The corporate didn’t disclose its corporate value, nevertheless it was reported that it had already surpassed $1 billion when it attracted $100 million in investment in July.

Professor Lee disclosed specific information in regards to the company on at the present time. He explained that the goal is to develop spatial intelligence that understands and judges the actual world and to construct LWM.

“The present LLM generates text and pictures, while the LWM focuses on the power to reason about how the 3D world works,” said Professor Lee. This spatial intelligence “may be utilized in augmented reality (AR) and virtual reality (AR), in addition to robotics.”
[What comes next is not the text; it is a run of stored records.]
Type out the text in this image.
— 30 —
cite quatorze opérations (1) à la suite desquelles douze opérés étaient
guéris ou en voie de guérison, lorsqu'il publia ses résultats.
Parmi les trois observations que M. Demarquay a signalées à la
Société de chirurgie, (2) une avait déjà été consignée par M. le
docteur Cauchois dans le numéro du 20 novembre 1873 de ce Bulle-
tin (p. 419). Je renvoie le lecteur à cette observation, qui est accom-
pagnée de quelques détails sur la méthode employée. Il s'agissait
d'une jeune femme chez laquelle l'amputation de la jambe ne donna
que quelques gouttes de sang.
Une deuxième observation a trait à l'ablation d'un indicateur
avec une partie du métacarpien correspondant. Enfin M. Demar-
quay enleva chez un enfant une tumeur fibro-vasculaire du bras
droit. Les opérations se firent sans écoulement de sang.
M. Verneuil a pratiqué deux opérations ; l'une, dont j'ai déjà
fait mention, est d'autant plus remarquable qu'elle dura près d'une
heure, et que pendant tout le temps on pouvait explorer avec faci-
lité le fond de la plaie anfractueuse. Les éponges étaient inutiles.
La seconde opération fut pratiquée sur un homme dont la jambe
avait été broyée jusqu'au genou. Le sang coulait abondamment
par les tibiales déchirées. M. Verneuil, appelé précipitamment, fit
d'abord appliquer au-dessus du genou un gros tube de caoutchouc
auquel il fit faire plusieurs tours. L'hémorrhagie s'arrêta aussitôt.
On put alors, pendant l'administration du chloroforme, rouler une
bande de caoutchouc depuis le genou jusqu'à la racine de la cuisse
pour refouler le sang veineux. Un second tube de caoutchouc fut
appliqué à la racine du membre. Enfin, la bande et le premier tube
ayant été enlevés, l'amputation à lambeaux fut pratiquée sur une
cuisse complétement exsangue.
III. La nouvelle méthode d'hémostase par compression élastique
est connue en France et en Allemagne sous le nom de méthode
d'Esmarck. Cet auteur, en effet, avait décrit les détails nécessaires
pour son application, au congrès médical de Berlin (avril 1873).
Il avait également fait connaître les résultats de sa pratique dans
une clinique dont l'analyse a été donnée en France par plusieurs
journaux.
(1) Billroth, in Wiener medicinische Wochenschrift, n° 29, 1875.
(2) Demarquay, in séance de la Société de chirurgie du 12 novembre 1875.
“Images and videos from generative AI models which have emerged thus far don’t adequately convey a way of how the 3D world is constructed,” he points out. But spatial intelligence could enable broader reasoning abilities, which could help avoid hallucinations like counting fingers incorrectly, he explains.

(Photo = World Labs)
(Photo = World Labs)

AI that understands the physical world can also be a key research area for major AI firms. Overcoming the restrictions of LLM, which only learns in regards to the world through text, and acquiring knowledge of space through vision like humans is known as one solution to achieve artificial general intelligence (AGI).

Because of this, firms aiming for AGI, including Meta, Google, OpenAI, and xAI, are all specializing in this field.

Professor Lee said that the model can be built using images and artificial data, and the identical transformer-based architecture because the LLM. Nonetheless, the transformer is just not all the pieces, and other elements can be integrated, he said.

“If we wish to advance AI beyond its current capabilities, we want greater than AI that may see and talk. We would like AI that may do things directly,” he said, emphasizing that “spatial intelligence can be the following standard that can change the direction of AI.”

Meanwhile, Worldlab has been joined by AI veterans Justin Johnson, Christopher Lessner, and Ben Mildenhall as co-founders, and currently has 20 employees.

Professor Lee, who led the birth of vision AI by constructing ‘ImageNet’ in 2010, is named the ‘godmother of AI’. While conducting research at WorldLabs, he can even work at Stanford University’s Human-Centered AI Research Institute.